Já relatei o caso de Iara, que, enquanto passeia pelos corredores, colocando no carrinho produtos que não estão em sua lista, parece estar fruindo a experiência. É só quando começa a comprar o que está na lista que a pressa, a dor de cabeça e o cansaço se manifestam.

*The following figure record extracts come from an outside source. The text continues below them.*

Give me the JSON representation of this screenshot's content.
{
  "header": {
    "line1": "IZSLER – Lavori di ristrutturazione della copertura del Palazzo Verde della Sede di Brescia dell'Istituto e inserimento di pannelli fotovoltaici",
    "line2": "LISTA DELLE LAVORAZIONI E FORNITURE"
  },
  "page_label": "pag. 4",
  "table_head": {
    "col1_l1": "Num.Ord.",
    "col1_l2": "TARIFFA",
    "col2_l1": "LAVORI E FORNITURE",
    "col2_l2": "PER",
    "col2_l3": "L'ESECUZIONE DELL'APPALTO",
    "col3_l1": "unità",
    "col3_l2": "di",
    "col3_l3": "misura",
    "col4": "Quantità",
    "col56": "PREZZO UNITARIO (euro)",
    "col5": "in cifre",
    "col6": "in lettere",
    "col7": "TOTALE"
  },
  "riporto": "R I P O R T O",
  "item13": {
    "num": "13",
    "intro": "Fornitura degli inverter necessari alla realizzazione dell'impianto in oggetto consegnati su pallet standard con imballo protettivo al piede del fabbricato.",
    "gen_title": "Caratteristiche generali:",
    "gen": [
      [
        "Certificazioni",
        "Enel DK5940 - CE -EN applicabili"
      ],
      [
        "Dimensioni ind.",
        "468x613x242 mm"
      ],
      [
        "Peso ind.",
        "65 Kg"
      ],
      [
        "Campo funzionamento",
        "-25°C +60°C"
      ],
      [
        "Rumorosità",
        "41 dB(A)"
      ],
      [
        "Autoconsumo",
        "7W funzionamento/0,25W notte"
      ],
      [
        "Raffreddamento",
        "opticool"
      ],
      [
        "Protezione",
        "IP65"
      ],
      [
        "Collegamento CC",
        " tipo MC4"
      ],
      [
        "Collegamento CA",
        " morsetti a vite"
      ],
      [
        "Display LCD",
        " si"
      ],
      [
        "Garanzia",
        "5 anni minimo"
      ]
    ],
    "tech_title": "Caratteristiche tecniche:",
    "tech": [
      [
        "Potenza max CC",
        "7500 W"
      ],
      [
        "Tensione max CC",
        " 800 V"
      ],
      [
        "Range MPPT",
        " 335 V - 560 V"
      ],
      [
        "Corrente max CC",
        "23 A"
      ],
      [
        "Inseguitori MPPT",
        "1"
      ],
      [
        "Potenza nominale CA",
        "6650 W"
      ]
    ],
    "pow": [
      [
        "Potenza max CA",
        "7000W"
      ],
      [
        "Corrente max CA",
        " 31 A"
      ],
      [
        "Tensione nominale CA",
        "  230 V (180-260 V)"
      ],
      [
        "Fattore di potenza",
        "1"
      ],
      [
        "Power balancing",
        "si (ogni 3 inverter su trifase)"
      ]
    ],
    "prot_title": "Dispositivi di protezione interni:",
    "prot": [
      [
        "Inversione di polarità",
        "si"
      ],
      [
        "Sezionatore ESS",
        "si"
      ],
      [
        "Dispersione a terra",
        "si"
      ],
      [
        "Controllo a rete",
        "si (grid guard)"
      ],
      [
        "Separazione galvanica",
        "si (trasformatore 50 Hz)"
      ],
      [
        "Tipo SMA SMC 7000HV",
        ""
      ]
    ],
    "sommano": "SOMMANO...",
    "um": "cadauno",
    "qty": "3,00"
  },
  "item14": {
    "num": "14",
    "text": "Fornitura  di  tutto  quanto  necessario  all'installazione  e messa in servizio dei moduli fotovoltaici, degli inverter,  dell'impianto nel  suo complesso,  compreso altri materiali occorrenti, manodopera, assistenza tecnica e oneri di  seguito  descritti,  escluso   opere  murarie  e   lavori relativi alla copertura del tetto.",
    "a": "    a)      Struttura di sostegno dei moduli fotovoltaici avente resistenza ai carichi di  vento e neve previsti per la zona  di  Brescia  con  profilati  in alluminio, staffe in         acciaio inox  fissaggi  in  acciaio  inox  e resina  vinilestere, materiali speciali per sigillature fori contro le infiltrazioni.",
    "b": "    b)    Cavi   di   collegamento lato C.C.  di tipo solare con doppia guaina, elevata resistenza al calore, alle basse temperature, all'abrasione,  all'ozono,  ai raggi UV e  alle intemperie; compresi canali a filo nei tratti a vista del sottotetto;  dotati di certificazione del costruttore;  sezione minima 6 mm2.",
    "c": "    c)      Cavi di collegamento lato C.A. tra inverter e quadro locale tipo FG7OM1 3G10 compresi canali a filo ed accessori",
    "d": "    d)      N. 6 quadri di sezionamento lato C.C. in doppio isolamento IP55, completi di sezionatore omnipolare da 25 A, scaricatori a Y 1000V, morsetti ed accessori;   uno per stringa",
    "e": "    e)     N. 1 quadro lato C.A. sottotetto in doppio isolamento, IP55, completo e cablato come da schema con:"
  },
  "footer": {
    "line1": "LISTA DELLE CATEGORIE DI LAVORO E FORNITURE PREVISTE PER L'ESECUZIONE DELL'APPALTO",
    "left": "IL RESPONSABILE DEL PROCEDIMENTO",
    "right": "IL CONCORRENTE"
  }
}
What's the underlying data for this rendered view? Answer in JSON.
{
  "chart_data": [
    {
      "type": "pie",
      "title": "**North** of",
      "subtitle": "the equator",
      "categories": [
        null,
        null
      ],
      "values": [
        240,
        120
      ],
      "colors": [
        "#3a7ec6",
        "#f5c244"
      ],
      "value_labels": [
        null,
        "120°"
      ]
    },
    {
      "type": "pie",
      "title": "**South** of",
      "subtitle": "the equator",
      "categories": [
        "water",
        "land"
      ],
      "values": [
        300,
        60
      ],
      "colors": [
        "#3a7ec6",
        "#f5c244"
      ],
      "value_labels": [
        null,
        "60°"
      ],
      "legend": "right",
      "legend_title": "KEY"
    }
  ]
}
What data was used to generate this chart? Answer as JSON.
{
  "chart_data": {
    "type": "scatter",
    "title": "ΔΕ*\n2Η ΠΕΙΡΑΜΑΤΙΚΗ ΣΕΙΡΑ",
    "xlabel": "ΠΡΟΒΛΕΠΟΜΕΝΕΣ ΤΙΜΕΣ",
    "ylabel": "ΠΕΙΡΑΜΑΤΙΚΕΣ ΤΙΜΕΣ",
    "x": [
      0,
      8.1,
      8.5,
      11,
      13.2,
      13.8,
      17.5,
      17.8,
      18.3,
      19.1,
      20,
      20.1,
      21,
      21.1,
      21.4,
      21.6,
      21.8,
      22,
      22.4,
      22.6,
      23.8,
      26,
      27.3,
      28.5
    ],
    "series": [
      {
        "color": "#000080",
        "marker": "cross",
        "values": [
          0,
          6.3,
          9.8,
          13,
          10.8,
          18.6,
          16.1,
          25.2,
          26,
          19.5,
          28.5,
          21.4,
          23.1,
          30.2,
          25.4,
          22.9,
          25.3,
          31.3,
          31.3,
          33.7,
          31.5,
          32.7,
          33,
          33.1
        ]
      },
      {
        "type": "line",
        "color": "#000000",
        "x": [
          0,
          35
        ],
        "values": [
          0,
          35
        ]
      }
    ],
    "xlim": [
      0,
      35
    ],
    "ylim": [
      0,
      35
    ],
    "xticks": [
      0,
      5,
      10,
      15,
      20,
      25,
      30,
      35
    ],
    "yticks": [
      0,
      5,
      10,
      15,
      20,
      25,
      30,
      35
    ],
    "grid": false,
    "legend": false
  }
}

As diferentes relações temporais e afetivas com o trabalho de vencer a lista e com a flanerie foram evidentes em todas as vezes que acompanhei as compradoras nas lojas. Mesmo Ana, a apressada, diminui o ritmo e parece não se importar com o tempo quando se vê no corredor de brinquedos procurando um presentinho para seu filho. Algumas manifestam explicitamente a intenção de passear, como Lucia, que, passando pelo refrigerador com queijos especiais do Angeloni do bairro Santa Mônica, com um suspiro e um sorriso, disse: “aí, eu vou dar uma volta... Eu amo queijo... amo, é a minha perdição. Esse aqui é uma delícia!”. Quem a trouxe de volta para a realidade das compras fui eu, ao perguntar: “tu já terminaste a lista?”84 Com esta pergunta, a expressão facial de Lúcia ficou séria e seu corpo pareceu desarmar-se, com os ombros baixos, como se o peso do trabalho de provisão tivesse caído inteiro sobre ela.

O tempo do relógio, linear, no supermercado, então é o tempo do trabalho, de estar à mercê das necessidades e desejos do outro, enquanto o tempo apropriado, que se alterna ao linear, recarrega as baterias, fornece energia para continuar a trabalhar.